Up and Over

By: College of William & MaryCC BY-NC-SA 2.0

I overcame a big hurdle earlier this week when I finished up one of the three applications I’ll be sending out to grad schools for that MFA deal this month.  I had been beating myself up over it for about a month, for no good reason in particular, and as soon as I made a phone call to Rindo, I immediately felt a lot better.  I also had to put a lot of pressure on my friend and MA classmate from Oshkosh, Kevin, but hopefully he won’t hold that against me for too long.

Why do I put off doing things that are so easy, relatively speaking?  That’s one of the things I’ve always asked myself in this forum, as well on the couches of various mental health professionals over the years.  I still don’t have a good answer, but people are trying to help me with strategies for not hating myself as much for it.  Sometimes it works.  It’s consistently amazing to me that I keep sentencing myself to long stretches in that emotional purgatory when the relief I feel upon completing things is so immediate and satisfying.  It’s just as confusing (and light years more frustrating) to me, trust me.

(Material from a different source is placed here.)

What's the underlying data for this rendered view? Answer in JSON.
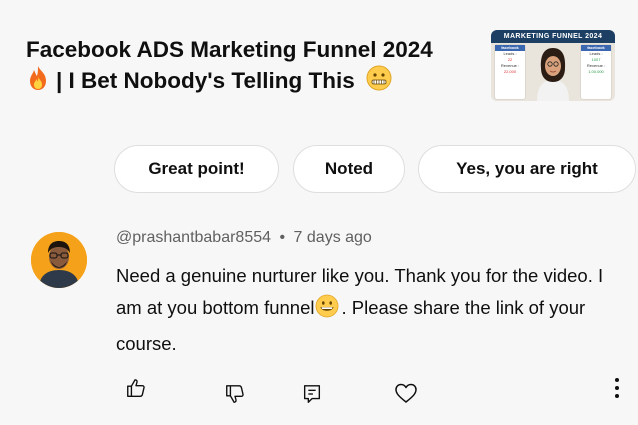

I have to try to ride this wave of relief and positive emotion now, as best I can.  I’ve started working with some of my backpacking friends on plans for a 2014 trip, which is sure to involve higher elevations than last year.  With that in mind, I should get back to exercising with regularity.  I fell off the wagon last summer, and it’s been pretty poor going since then.  I made a bit of an effort in early fall–with Kevin’s help, actually–to start in on Insanity.  In my case, with the condition I was in, that’s exactly what it was.  I got about nine-and-a-half minutes into the first session, and felt like I was going to die.  It seriously took me another 35 minutes of laying down on the floor to catch my breath, lose the head rush, and regain the use of my legs.  That whole event has scared me away from intense physical activity ever since.

Finally, I spent about an hour today thinking about how none of the schools I’m applying to have guarantees of financial aid, which is something I’ve been saying I really need in order to go back again.  This is pretty typical behavior, too: getting wound up about things that aren’t even relevant, because I haven’t been accepted to any of them yet, anyway.  In relation to thinking about financial aid, I went through how I would pay for my car, my credit cards, an apartment, and health insurance.  It’s way too early to sweat any of that, but there it is.